The Guilt Trip, starring Barbra Streisand and Seth Rogen, is one of those amiable family comedies that, judging from the reviews, will probably have a more profitable run on the home-video market than it will in theaters. It’s “so comfy cozy that mothers and their grown children can watch it together without squirming,” writes Stephen Holden in the New York Times. The implication is that mothers watch movies with their grown children in their living rooms. Streisand and Rogen’s characters are stereotypical Jewish — although not too stereotypical, the reviews suggest. Mick LaSalle in the San Francisco Chronicle observes that “if you expected some stereotypical riff on Jewish mothers, forget it. Rogen and Streisand’s name is Brewster in this, and they’re not identified in terms of any specific religion or culture.” But Rex Reed of the New York Observer writes that he doesn’t “like to see the legendary star of Funny Girl and the Way We Were reduced to playing Molly Goldberg on a bad day.” (It’s a reference to the lead character in the radio and early-TV series The Goldbergs, the first series to feature a Jewish family, but which was later criticized for presenting stereotypical characters.) Actually, Betsy Sharkey in the Los Angeles Times seems somewhat disappointed that the characters are never defined as Jewish. “There is something promising about the match-up of an old-school show-biz kid like Streisand with the modern, anxiously self-aware Rogen, but what could have been the multigenerational Thunderdome of Jewish Humor instead turns out bloodlessly disappointing,” she writes.

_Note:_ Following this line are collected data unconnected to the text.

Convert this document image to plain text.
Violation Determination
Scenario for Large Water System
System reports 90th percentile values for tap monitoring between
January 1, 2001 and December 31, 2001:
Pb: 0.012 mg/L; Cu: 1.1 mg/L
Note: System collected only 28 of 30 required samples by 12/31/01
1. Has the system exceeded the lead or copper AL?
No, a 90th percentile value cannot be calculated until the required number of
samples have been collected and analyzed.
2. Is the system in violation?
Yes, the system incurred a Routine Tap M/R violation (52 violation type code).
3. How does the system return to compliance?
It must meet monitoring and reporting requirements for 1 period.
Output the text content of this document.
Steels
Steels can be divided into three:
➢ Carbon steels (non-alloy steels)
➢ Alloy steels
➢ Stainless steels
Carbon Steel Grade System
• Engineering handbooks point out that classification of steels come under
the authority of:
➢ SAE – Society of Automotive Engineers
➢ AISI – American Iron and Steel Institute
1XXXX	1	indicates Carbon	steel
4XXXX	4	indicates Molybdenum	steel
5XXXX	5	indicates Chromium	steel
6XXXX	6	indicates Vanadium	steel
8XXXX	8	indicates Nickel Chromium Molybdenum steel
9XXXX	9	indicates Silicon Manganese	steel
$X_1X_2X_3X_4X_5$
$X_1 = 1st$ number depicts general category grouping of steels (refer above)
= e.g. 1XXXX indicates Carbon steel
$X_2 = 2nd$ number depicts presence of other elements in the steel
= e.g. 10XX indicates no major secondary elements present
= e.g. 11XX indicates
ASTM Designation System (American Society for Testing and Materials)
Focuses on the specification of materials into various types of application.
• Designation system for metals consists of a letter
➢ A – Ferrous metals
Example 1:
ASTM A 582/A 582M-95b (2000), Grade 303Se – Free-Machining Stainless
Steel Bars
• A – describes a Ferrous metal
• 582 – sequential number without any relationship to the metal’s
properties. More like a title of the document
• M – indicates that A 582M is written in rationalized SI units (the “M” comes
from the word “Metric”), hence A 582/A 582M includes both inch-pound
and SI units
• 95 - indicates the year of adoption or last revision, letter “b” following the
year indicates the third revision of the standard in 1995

And then, there are those critics who succeed in inserting a word or two of Yiddish as a kind of nudge-nudge/wink-wink allusion. “The Guilt Trip is tripe, but it’s tripe that knows its audience. Seriously, take your mother. It’ll be a mitzvah [good deed],” comments Ty Burr in the Boston Globe. On the other hand, Ann Hornaday in the Washington Post calls the movie “a tedious clichéd schlep.